United States said on Monday it had stopped funding UNESCO, the U.N. cultural agency, following its vote to grant the Palestinians full membership.
State Department spokeswoman Victoria Nuland told reporters the United States had no choice but to halt funding because of US laws passed in the 1990s, saying Washington would not make a planned 60 million dollars transfer that was due in November.
The United States ... remains strongly committed to robust, multilateral engagement across the UN system. However, Palestinian membership as a state in UNESCO triggers long-standing legislative restrictions which will compel the United States to refrain from making contributions to UNESCO Nuland said.
Nuland also said the vote Monday by the member states of UNESCO to admit Palestine as a member was regrettable, premature and undermines our shared goal of a comprehensive, just and lasting peace in the Middle East.
The United States provides 22% of the funding of the United Nations Economic, Scientific and Cultural Organization.
That agency decided on Monday to give the Palestinians full membership, a vote that will boost their bid at the United Nations for recognition as a state.
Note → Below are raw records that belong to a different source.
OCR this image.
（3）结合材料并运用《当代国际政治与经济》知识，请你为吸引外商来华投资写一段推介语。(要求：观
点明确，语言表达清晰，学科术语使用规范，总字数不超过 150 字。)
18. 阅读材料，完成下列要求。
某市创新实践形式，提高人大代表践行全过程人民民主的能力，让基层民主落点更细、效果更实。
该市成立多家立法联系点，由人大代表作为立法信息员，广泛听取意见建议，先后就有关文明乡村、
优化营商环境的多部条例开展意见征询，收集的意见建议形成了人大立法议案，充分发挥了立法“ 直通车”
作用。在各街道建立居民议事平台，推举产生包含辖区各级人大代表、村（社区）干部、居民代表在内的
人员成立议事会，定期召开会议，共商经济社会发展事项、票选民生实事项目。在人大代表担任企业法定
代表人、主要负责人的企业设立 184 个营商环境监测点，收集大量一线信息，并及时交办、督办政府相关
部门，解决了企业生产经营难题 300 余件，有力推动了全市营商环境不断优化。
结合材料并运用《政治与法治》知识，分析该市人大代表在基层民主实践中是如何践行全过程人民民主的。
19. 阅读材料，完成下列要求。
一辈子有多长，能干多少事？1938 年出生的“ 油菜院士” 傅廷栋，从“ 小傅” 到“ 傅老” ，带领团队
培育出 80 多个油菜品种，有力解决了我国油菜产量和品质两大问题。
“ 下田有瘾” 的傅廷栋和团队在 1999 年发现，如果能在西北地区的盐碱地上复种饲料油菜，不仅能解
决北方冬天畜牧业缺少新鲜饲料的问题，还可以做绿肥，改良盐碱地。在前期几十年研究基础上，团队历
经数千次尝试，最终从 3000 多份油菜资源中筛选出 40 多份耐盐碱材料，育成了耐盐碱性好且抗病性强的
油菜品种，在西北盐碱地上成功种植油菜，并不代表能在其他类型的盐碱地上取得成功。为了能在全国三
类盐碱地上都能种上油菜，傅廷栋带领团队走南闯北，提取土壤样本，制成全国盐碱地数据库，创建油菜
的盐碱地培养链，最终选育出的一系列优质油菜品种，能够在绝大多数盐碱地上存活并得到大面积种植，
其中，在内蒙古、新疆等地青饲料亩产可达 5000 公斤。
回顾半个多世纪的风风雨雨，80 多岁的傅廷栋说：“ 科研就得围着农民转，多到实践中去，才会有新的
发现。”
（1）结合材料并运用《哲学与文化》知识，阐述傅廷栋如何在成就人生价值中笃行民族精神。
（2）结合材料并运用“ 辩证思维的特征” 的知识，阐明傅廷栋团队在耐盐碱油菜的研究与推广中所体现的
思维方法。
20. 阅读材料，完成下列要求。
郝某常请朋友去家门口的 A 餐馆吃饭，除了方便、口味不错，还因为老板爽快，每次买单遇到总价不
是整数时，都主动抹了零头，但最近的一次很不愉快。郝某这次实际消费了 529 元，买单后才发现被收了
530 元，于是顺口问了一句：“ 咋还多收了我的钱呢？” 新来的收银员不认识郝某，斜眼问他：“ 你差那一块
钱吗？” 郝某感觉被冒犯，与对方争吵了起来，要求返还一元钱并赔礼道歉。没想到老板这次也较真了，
UNESCO is the first UN agency the Palestinians have joined as a full member since President Mahmoud Abbas applied for full membership of the United Nations on September 23.
The US and its ally Israel oppose the Palestinian diplomatic foray in the U.N. system, describing it as an attempt to bypass the two-decade old peace process. Washington says only a resumption of peace talks ending in a treaty with Israel can bring about the Palestinian goal of statehood.
Susan Rice, the US ambassador to the U.N., said the UNESCO move was no substitute for negotiations, but it is deeply damaging to UNESCO.
The laws passed in the 1990s prohibit US funding to any U.N. organization that grants full membership to any group that does not have the internationally recognized attributes of statehood.
The language was intended to pre-emotively block normalization of Palestinian relations and activities in the international community, said Lara Friedman, policy director at Americans for Peace Now, an American Jewish group.